Hajiya Asma’u is one of the widows left behind by late, great statesman Malam Aminu Kano, leader of now-defunct Peoples Redemption Party (PRP).
In the following interview with Daily Trust, she recalls her days with the late leader of Talakawa, the lessons she learnt from him and how she is coping after his death. Herewith, are excerpts:
Daily Trust: How are you coping after the death of your husband?
Hajiya Asma’u: Alhamdulillah. You know, as a Muslim faithful, whatever condition you find yourself you must thank Allah, because He knows best. You also know that death is inevitable and everybody must die, therefore you must accept whatever decision God takes on you. But to be honest with you, I lost a good husband, indeed. He was caring, generous and pious. He was a kind human being. He took good care of his family, and in spite of his being a politician who was always on the move, Malam never joked with his responsibilities as husband.

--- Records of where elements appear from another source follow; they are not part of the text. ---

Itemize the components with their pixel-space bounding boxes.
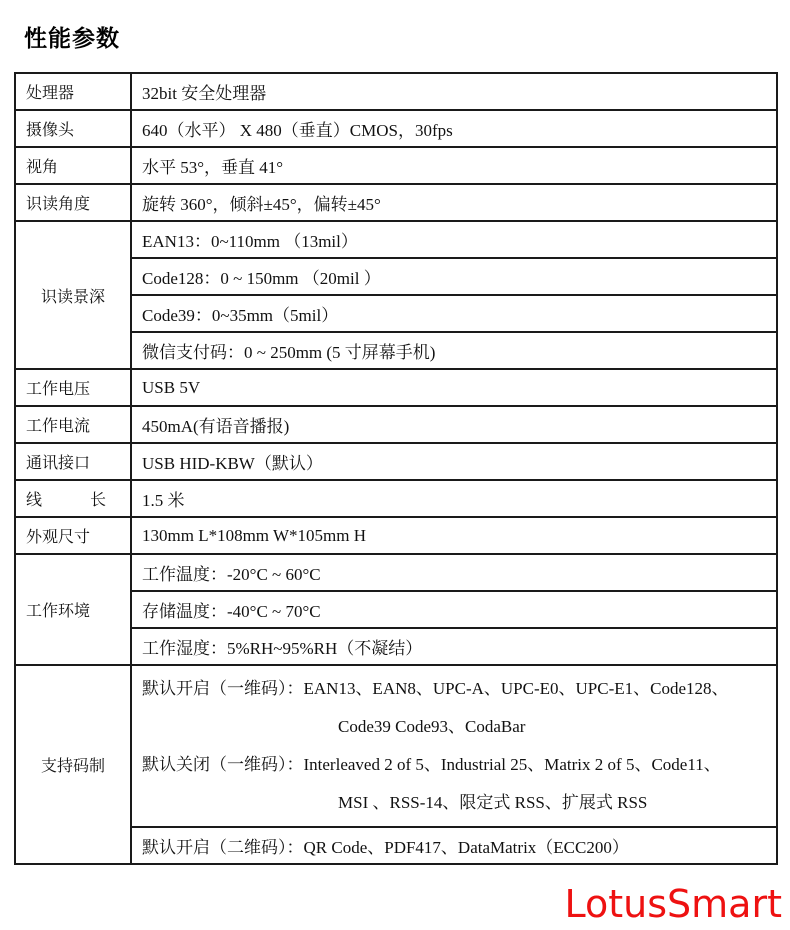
table-row-view-angle: 视角 水平 53°，垂直 41° — [15, 147, 777, 184]
symbologies-1d-on-line1: 默认开启（一维码）：EAN13、EAN8、UPC-A、UPC-E0、UPC-E1… — [142, 670, 766, 708]
cable-label: 线 长 — [15, 480, 131, 517]
table-row-current: 工作电流 450mA(有语音播报) — [15, 406, 777, 443]
cable-value: 1.5 米 — [131, 480, 777, 517]
dimensions-value: 130mm L*108mm W*105mm H — [131, 517, 777, 554]
table-row-dimensions: 外观尺寸 130mm L*108mm W*105mm H — [15, 517, 777, 554]
table-row-symbologies: 支持码制 默认开启（一维码）：EAN13、EAN8、UPC-A、UPC-E0、U… — [15, 665, 777, 827]
voltage-value: USB 5V — [131, 369, 777, 406]
voltage-label: 工作电压 — [15, 369, 131, 406]
brand-watermark: LotusSmart — [565, 882, 782, 926]
table-row-read-angle: 识读角度 旋转 360°，倾斜±45°，偏转±45° — [15, 184, 777, 221]
depth-of-field-label: 识读景深 — [15, 221, 131, 369]
processor-label: 处理器 — [15, 73, 131, 110]
current-label: 工作电流 — [15, 406, 131, 443]
spec-table: 处理器 32bit 安全处理器 摄像头 640（水平） X 480（垂直）CMO… — [14, 72, 778, 865]
read-angle-value: 旋转 360°，倾斜±45°，偏转±45° — [131, 184, 777, 221]
symbologies-label: 支持码制 — [15, 665, 131, 864]
symbologies-1d-off-line2: MSI 、RSS-14、限定式 RSS、扩展式 RSS — [142, 784, 766, 822]
page-title: 性能参数 — [24, 20, 120, 53]
environment-humidity: 工作湿度：5%RH~95%RH（不凝结） — [131, 628, 777, 665]
current-value: 450mA(有语音播报) — [131, 406, 777, 443]
cable-label-left: 线 — [26, 487, 42, 510]
depth-of-field-code128: Code128：0 ~ 150mm （20mil ） — [131, 258, 777, 295]
table-row-camera: 摄像头 640（水平） X 480（垂直）CMOS，30fps — [15, 110, 777, 147]
symbologies-1d-off-line1: 默认关闭（一维码）：Interleaved 2 of 5、Industrial … — [142, 746, 766, 784]
symbologies-1d: 默认开启（一维码）：EAN13、EAN8、UPC-A、UPC-E0、UPC-E1… — [131, 665, 777, 827]
view-angle-label: 视角 — [15, 147, 131, 184]
depth-of-field-code39: Code39：0~35mm（5mil） — [131, 295, 777, 332]
table-row-voltage: 工作电压 USB 5V — [15, 369, 777, 406]
symbologies-1d-on-line2: Code39 Code93、CodaBar — [142, 708, 766, 746]
interface-label: 通讯接口 — [15, 443, 131, 480]
view-angle-value: 水平 53°，垂直 41° — [131, 147, 777, 184]
depth-of-field-wechat-pay: 微信支付码：0 ~ 250mm (5 寸屏幕手机) — [131, 332, 777, 369]
cable-label-right: 长 — [90, 487, 106, 510]
table-row-environment: 工作环境 工作温度：-20°C ~ 60°C — [15, 554, 777, 591]
table-row-interface: 通讯接口 USB HID-KBW（默认） — [15, 443, 777, 480]
symbologies-2d-on: 默认开启（二维码）：QR Code、PDF417、DataMatrix（ECC2… — [131, 827, 777, 864]
table-row-cable: 线 长 1.5 米 — [15, 480, 777, 517]
table-row-processor: 处理器 32bit 安全处理器 — [15, 73, 777, 110]
environment-storage-temp: 存储温度：-40°C ~ 70°C — [131, 591, 777, 628]
table-row-depth-of-field: 识读景深 EAN13：0~110mm （13mil） — [15, 221, 777, 258]
depth-of-field-ean13: EAN13：0~110mm （13mil） — [131, 221, 777, 258]
camera-label: 摄像头 — [15, 110, 131, 147]
processor-value: 32bit 安全处理器 — [131, 73, 777, 110]
environment-operating-temp: 工作温度：-20°C ~ 60°C — [131, 554, 777, 591]
environment-label: 工作环境 — [15, 554, 131, 665]
interface-value: USB HID-KBW（默认） — [131, 443, 777, 480]
camera-value: 640（水平） X 480（垂直）CMOS，30fps — [131, 110, 777, 147]
dimensions-label: 外观尺寸 — [15, 517, 131, 554]
read-angle-label: 识读角度 — [15, 184, 131, 221]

Regarding my life after the death of late Malam Aminu Kano, all I can say is Alhamdulillah. I went on with my life after he died. First, I relocated to my hometown in Bauchi State, but I still come down to Kano to greet his relatives, because we are still together. Even though he is dead, we’re still family. They have never abandoned me, and whatever happens here in Kano like weddings or naming ceremonies, they send for me. I always gladly come and join them in celebration. So I can say life continued smoothly after his death.
DT: How long were you married, before his demise?
Hajiya Asma’u: He married me, from Bauchi, about 42 years ago and I stayed with him for 13 years and our daughter Maryam is his only daughter.
DT: What are your strongest memories of him?
Hajiya Asma’u: I always feel like crying whenever I step into this house (referring to Mambayya House, which was the late statesman’s residence) because many things about him come to my mind and I shed tears whenever I remember him. Like most recently, when I came to Kano from Bauchi to attend the 33rd memorial symposium, I visited my former room, which has now been converted to something else. When I got there, I stopped for some minutes. That brief moment alone reminded me of so many things about him.
This time around, I remembered one very important moment, when I interrupted him while he was cautioning our children against lying. What happened then was that he gathered them in his sitting room, lecturing them about the ills of telling lies. I stepped into the sitting room, but when I saw them, I stepped back. He asked me to come back and I did, and I quietly sat down beside them. After about ten minutes, he rounded up and ordered the children to leave so the two of us could talk. I always remember that moment, because it made me very happy to see him guiding them.
I also remember him as a straightforward person. Malam would never disappoint you on anything he promises to do. Also, he always encouraged us as his wives to be honest not only with him, but with everyone.
DT: What lessons would you say you have learnt from him?
Hajiya Asma’u: Many, indeed. Like I said earlier, he was an honest man, so I have learnt honesty from him. I also learnt how to relate with people peacefully. Generosity, humility, kindness and commitment are among other good traits of his which I’ve imbibed.
DT: This year’s memorial symposium is the 15th that has been held in honour of your late husband. Have you ever attended one before?
Hajiya Asma’u: This is my first time attending the symposium, and I can tell you I was touched by comments about my late husband, making me proud of being one of his wives. I feel blessed by the Almighty for being one of late Aminu Kano’s wives.
The event has also shown that the people of Kano are grateful to late Malam for what he did for them in his lifetime. Most people who spoke at the event eulogized him for liberating Kano people and Nigerians in general. This is the kind of life every right-thinking person is aspiring to in life. We are talking of 33 years after his demise, yet people remember him fondly. This is to tell you that he was a great man.
DT: You have witnessed how your late husband played politics. How would you compare the scene those days to now?
Hajiya Asma’u: (Laughter) There is no way you can compare politics of those days to the type being played today. To be honest, we are talking of two different things. In those days, politicians were not into politics to enrich themselves with public funds. Rather, they were into it just to work for the overall development of the people. But the reverse is the case when compared to present politicians.
In other words, today’s politicians are into politics to enrich themselves, not to work for the public. In fact, they have zero regard for the plight of the common man. Another difference is that the politicians of those days are well-educated and they always try to put their knowledge into practice. That’s why they succeeded, and are being remembered years after. Politicians today should fear God and always be honest.